Sunday, April 16, 2006

RETIRED GENERALS AND SMALL MINDS

Perspective is good:

Two more retired generals stepped forward on Thursday and called for Donald Rumsfeld to resign, increasing the faction of outspoken officers to six. Rumsfeld brushed off the criticism: "Out of thousands and thousands of admirals and generals, if every time two or three people disagreed we changed the secretary of defense of the United States, it would be like a merry-go-round." How many retired admirals and generals are there?

It's hard to get good numbers, but the Explainer estimates that about 4,700 general officers are enjoying their retirement in the United States right now. (For a detailed look at the data and the Explainer's calculations, click here.) That means the six former generals who stepped forward to criticize Rumsfeld make up about one-tenth of 1 percent of the total community.

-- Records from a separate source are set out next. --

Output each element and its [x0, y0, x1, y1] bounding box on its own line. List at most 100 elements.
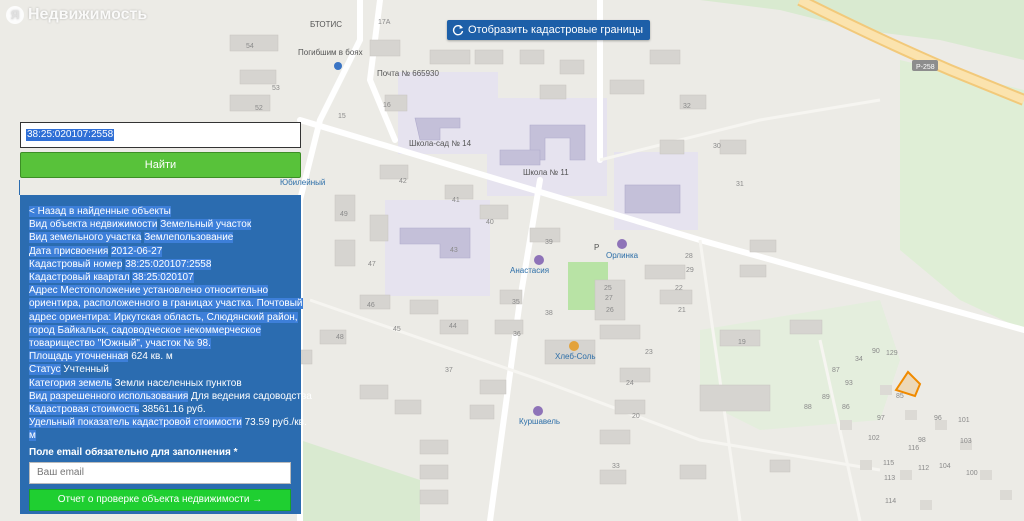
house-number: 39 [545, 239, 553, 246]
house-number: 22 [675, 285, 683, 292]
info-key: Дата присвоения [29, 245, 109, 257]
find-button[interactable]: Найти [20, 152, 301, 178]
refresh-icon [452, 25, 464, 36]
info-key: Кадастровый квартал [29, 272, 130, 284]
house-number: 104 [939, 463, 951, 470]
house-number: 101 [958, 417, 970, 424]
search-box: 38:25:020107:2558 [20, 122, 301, 148]
house-number: 48 [336, 334, 344, 341]
house-number: 46 [367, 302, 375, 309]
house-number: 103 [960, 438, 972, 445]
unit-cost-tail: м [29, 430, 36, 442]
house-number: 113 [884, 475, 895, 482]
house-number: 54 [246, 43, 254, 50]
house-number: 85 [896, 393, 904, 400]
house-number: 17А [378, 19, 391, 26]
poi-btotis: БТОТИС [310, 20, 342, 29]
poi-jubilee: Юбилейный [280, 178, 325, 187]
info-value: Земельный участок [160, 219, 252, 231]
area-value: 624 кв. м [131, 351, 173, 363]
poi-orlinka-icon[interactable] [617, 239, 627, 249]
poi-school-kindergarten: Школа-сад № 14 [409, 139, 472, 148]
house-number: 88 [804, 404, 812, 411]
category-value: Земли населенных пунктов [114, 377, 242, 389]
unit-cost-key: Удельный показатель кадастровой стоимост… [29, 417, 242, 429]
email-label: Поле email обязательно для заполнения * [29, 446, 238, 458]
info-key: Вид земельного участка [29, 232, 142, 244]
house-number: 93 [845, 380, 853, 387]
house-number: 28 [685, 253, 693, 260]
poi-memorial: Погибшим в боях [298, 48, 363, 57]
poi-anastasia: Анастасия [510, 266, 549, 275]
house-number: 15 [338, 113, 346, 120]
cadastral-number-input[interactable] [20, 122, 301, 148]
address-line: Адрес Местоположение установлено относит… [29, 285, 269, 297]
info-key: Вид объекта недвижимости [29, 219, 158, 231]
house-number: 34 [855, 356, 863, 363]
cadastre-boundaries-button[interactable]: Отобразить кадастровые границы [447, 20, 651, 40]
house-number: 97 [877, 415, 885, 422]
report-button[interactable]: Отчет о проверке объекта недвижимости → [29, 488, 291, 511]
usage-value: Для ведения садоводства [191, 390, 312, 402]
info-key: Кадастровый номер [29, 258, 123, 270]
house-number: 52 [255, 105, 263, 112]
address-line: город Байкальск, садоводческое некоммерч… [29, 324, 262, 336]
house-number: 87 [832, 367, 840, 374]
info-value: 38:25:020107:2558 [125, 258, 212, 270]
house-number: 115 [883, 460, 894, 467]
house-number: 116 [908, 445, 919, 452]
info-value: Землепользование [144, 232, 234, 244]
poi-post: Почта № 665930 [377, 69, 439, 78]
poi-orlinka: Орлинка [606, 251, 639, 260]
house-number: 21 [678, 307, 686, 314]
poi-school: Школа № 11 [523, 168, 569, 177]
info-row: Дата присвоения 2012-06-27 [29, 245, 293, 258]
unit-cost-value: 73.59 руб./кв. [244, 417, 307, 429]
house-number: 44 [449, 323, 457, 330]
house-number: 25 [604, 285, 612, 292]
cost-key: Кадастровая стоимость [29, 404, 140, 416]
post-icon[interactable] [334, 62, 342, 70]
house-number: 36 [513, 331, 521, 338]
house-number: 49 [340, 211, 348, 218]
poi-parking: P [594, 243, 599, 252]
address-line: адрес ориентира: Иркутская область, Слюд… [29, 311, 298, 323]
poi-hleb-sol-icon[interactable] [569, 341, 579, 351]
house-number: 31 [736, 181, 744, 188]
house-number: 26 [606, 307, 614, 314]
status-key: Статус [29, 364, 61, 376]
house-number: 53 [272, 85, 280, 92]
address-line: ориентира, расположенного в границах уча… [29, 298, 303, 310]
category-key: Категория земель [29, 377, 112, 389]
house-number: 37 [445, 367, 453, 374]
house-number: 33 [612, 463, 620, 470]
poi-kurshavel-icon[interactable] [533, 406, 543, 416]
house-number: 42 [399, 178, 407, 185]
house-number: 40 [486, 219, 494, 226]
address-line: товарищество "Южный", участок № 98. [29, 338, 211, 350]
poi-anastasia-icon[interactable] [534, 255, 544, 265]
house-number: 35 [512, 299, 520, 306]
house-number: 129 [886, 350, 898, 357]
house-number: 19 [738, 339, 746, 346]
house-number: 41 [452, 197, 460, 204]
info-value: 38:25:020107 [132, 272, 194, 284]
logo: Я Недвижимость [6, 6, 147, 24]
house-number: 30 [713, 143, 721, 150]
info-row: Кадастровый номер 38:25:020107:2558 [29, 258, 293, 271]
house-number: 100 [966, 470, 978, 477]
cadastre-boundaries-label: Отобразить кадастровые границы [468, 24, 644, 36]
road-number-label: Р-258 [916, 64, 935, 71]
cost-value: 38561.16 руб. [142, 404, 206, 416]
house-number: 96 [934, 415, 942, 422]
back-to-results-link[interactable]: < Назад в найденные объекты [29, 206, 171, 217]
info-value: 2012-06-27 [111, 245, 163, 257]
house-number: 102 [868, 435, 880, 442]
house-number: 23 [645, 349, 653, 356]
info-row: Вид земельного участка Землепользование [29, 231, 293, 244]
area-key: Площадь уточненная [29, 351, 129, 363]
house-number: 32 [683, 103, 691, 110]
email-field[interactable] [29, 461, 291, 484]
logo-mark: Я [6, 6, 24, 24]
house-number: 29 [686, 267, 694, 274]
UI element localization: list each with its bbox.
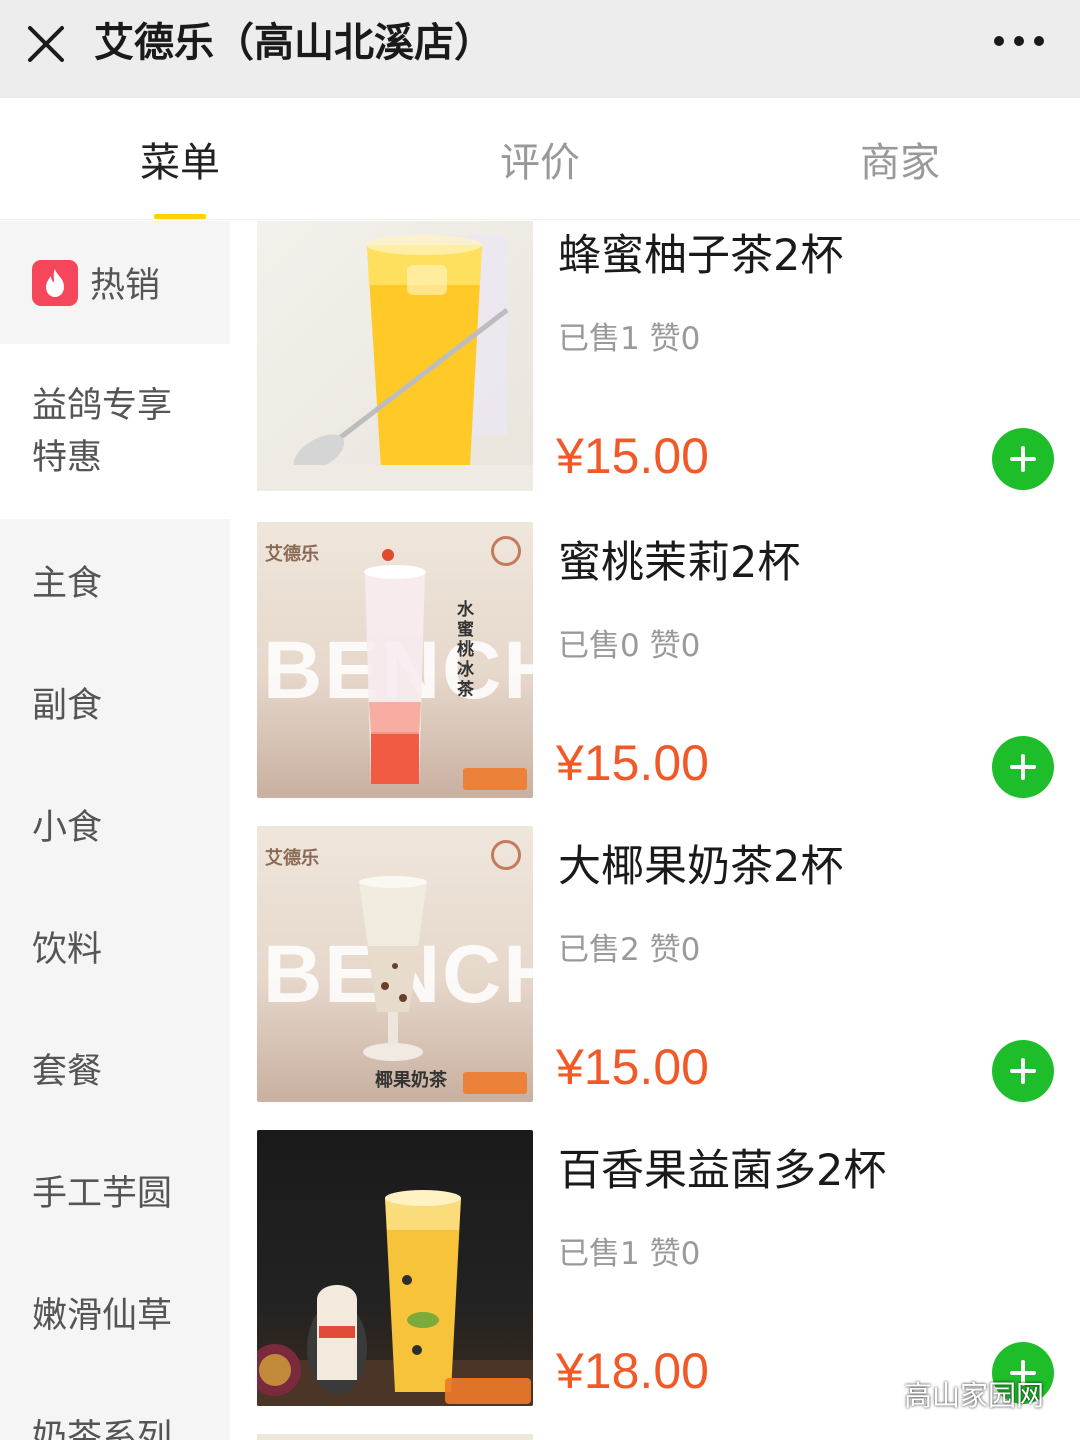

Retired generals pipe up all the time. In March, five of them wrote a letter to the Supreme Court asking that Justice Scalia recuse himself from the Hamdan case. In January, nine generals and three admirals banded together as the "Retired Generals Against Torture" and sent an open letter to the Senate judiciary committee. During campaign season, retired generals issue small-group political endorsements.

An important consideration is brought up by Cori Dauber in this brouhaha about Rumsfeld:
I did notice that the Times was to be commended for a front page article that focused on an angle of the story that was being, it seemed to me, completely neglected by every other outlet, as near as I could tell: the idea of generals, retired or not, attacking a sitting SecDef, much less asking for his resignation, is deeply disturbing, and the simple fact that they're retired doesn't change things. Up until this article I've only seen this brought up in one buried quote from my colleague, Dick Kohn (pretty much the top expert in the country on civil-military relations) in one Post article.
Kohn's point?
Military experts expressed some concern about the new outspokenness of retired generals.

"I think it flatly is a bad thing," said Richard H. Kohn, a military historian at the University of North Carolina who writes frequently on civilian-military relations. He said he worries that it could undermine civilian control of the military, especially by making civilian leaders feel that that they need to be careful about what they say around officers, for fear of being denounced as soon as they retire.

"How can you prosecute a war if the military and civilians don't trust each other?" Kohn asked.
And consider this analysis by Wretchard at The Belmont Club, who, while putting the general's criticisms of Rumsfeld and the Iraq war into context, states:
The men who judge what works in their area of operations are the Commanders. Sometimes they will be wrong and sometimes get it right. The only demand one can make of command going up the line is to learn from their subordinates' experience and reflect it downward in changed guidance. The failure to adapt is the ultimate command failure. Stupidity was not sending men into the face of machine gun fire in August 1914 when that weapon was encountered in large numbers for the first time. What was stupid was to keep doing it even in the Somme in 1916. For that reason the New Republic's article, though slightly off-base puts its finger on the most disturbing aspect of the debate over the War. The press has made consistency in the prosecution of war a virtue; just as it has made the "failure" to live up to the initial plan the ultimate sin. In consequence so much of the debate consists of archaeology. What George Bush said to Tony Blair in Downing Street. What Joe Wilson heard in Darfur. Yet consistency in war is often not virtue but vice. The hobgoblin of small minds.

I don't care much one way or the other about Rumsfeld as SecDef. Personally, I rather like him, but that's only because his blunt style appeals to me. I can certainly understand why he stirs up extreme emotional responses. I happen to think that the prosecution of any war will involve many many mistakes--simply because no amount of pre-war planning can possibly consider all the variables or predict all the possible scenarios when human beings are involved. I think Rumsfeld has done a decent job simply because he has been willing to adapt to the unexpected and the unplanned contingencies. Ultimately he serves at the behest of the President, who will make the decision whether to replace him or not.

When it comes to predicting what people--or nations for that matter-- will do in any given circumstance, it is a best guess based on current, and almost always insufficient, knowledge. No one knows better than a psychiatrist that human beings are...unpredictable.

If things like wars and such are so predictable as the media like to pretend; and, if they are able to be perfectly planned and every contingency compensated for in advance; and then perfectly executed; then computers should be able to manage the whole affair. Computers don't make mistakes (unless they're programmed to), but they aren't very adaptable.

No one likes the unexpected; or the unplanned for; or for that matter, change of any sort--because all of those things are messy. Reality is messy, too.

Adaptability--not mindless consistency in living up to a pre-war plan--is the better virtue in a war. War--like reality-- is messy. And anyone doing the planning needs to understand that.

At least they do if they want to win.